You'll never ride shotgun against this robot

You'll never ride shotgun against this robot

Fancy yourself a pro at rock, paper, scissors? Believe you have an uncanny ability to predict your opponent's next move? Prepare to be humbled, human.

Researchers at the University of Tokyo's Ishikawa Oku Lab have sped up their super-duper rock, paper, scissors robot.


Last year, Yahoo Shopping's Digital Crave covered the machine's ability to predict (aka "cheat") via a high-speed camera aimed at the opponent's fingers. The camera could quickly determine whether the person was going to use a fist (for a rock), a palm (for paper) or two fingers (for scissors).

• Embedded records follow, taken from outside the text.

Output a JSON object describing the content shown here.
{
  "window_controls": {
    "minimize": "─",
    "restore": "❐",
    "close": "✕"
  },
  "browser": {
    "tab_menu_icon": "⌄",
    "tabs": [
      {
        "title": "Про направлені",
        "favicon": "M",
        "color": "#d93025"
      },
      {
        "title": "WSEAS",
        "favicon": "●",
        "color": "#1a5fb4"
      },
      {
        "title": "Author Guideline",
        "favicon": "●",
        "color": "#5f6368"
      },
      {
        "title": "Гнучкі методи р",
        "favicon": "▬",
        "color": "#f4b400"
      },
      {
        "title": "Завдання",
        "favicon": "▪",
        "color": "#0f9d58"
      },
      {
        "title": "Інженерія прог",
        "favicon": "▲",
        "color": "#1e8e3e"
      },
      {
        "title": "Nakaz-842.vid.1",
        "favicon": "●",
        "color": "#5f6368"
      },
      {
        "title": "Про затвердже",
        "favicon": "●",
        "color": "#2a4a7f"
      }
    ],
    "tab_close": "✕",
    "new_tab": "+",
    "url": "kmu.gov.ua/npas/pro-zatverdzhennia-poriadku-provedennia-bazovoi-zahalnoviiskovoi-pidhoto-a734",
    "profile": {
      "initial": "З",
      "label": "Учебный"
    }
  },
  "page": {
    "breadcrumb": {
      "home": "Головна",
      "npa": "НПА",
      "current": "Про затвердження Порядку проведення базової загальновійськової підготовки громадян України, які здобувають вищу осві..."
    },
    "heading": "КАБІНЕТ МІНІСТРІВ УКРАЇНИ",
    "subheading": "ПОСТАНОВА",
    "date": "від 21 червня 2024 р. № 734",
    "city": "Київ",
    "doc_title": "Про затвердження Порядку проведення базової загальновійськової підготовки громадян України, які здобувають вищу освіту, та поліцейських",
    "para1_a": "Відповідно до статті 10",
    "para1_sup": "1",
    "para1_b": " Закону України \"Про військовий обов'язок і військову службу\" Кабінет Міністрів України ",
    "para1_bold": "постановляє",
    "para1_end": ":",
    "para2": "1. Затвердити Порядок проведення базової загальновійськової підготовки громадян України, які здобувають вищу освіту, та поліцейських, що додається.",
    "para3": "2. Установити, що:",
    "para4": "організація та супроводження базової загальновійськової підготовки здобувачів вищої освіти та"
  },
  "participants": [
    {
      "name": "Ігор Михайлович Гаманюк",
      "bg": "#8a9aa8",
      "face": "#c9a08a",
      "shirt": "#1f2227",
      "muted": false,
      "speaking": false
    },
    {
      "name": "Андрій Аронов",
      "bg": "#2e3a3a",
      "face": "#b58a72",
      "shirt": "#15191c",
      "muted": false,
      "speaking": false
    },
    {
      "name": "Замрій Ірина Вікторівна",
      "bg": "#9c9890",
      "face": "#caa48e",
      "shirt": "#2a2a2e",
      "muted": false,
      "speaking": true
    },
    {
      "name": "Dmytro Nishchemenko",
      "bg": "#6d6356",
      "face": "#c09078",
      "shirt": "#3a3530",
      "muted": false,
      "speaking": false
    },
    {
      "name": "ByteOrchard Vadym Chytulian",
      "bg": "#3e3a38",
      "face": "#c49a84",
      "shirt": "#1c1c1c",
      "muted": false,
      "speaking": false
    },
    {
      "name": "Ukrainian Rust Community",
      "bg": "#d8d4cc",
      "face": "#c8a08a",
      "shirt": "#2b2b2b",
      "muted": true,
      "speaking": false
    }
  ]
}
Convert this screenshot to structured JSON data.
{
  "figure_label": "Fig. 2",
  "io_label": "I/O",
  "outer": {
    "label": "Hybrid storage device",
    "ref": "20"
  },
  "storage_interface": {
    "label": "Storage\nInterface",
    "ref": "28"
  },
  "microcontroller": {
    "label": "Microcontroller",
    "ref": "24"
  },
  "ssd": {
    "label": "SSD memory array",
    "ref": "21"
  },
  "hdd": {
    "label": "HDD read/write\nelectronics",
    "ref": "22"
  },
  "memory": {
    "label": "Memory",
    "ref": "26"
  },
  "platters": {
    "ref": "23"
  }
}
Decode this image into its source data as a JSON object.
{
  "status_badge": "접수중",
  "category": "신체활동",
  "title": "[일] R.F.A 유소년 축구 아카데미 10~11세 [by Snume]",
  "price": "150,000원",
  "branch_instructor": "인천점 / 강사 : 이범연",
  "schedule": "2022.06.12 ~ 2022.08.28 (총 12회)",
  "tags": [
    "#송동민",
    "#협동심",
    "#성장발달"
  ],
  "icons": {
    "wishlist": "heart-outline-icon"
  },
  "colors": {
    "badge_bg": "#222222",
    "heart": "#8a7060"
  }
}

But there was a problem. Gizmag explains that it took the robot hand another "20 milliseconds to position its own fingers," a small delay that revealed the robot wasn't exactly playing fair. Researchers sped up that delay. Now, instead of 20 milliseconds, the robot can reposition its fingers in just one millisecond.

Via Gizmag:

By recognizing the human player's strategy earlier, the robot appears to be showing its hand at exactly the same time as its opponent. Whether or not you feel this is cheating, the team has virtually perfected the robot's sleight of hand technique.

In other news, Skynet reports its line of T-800s will be ready for store shelves by next Christmas.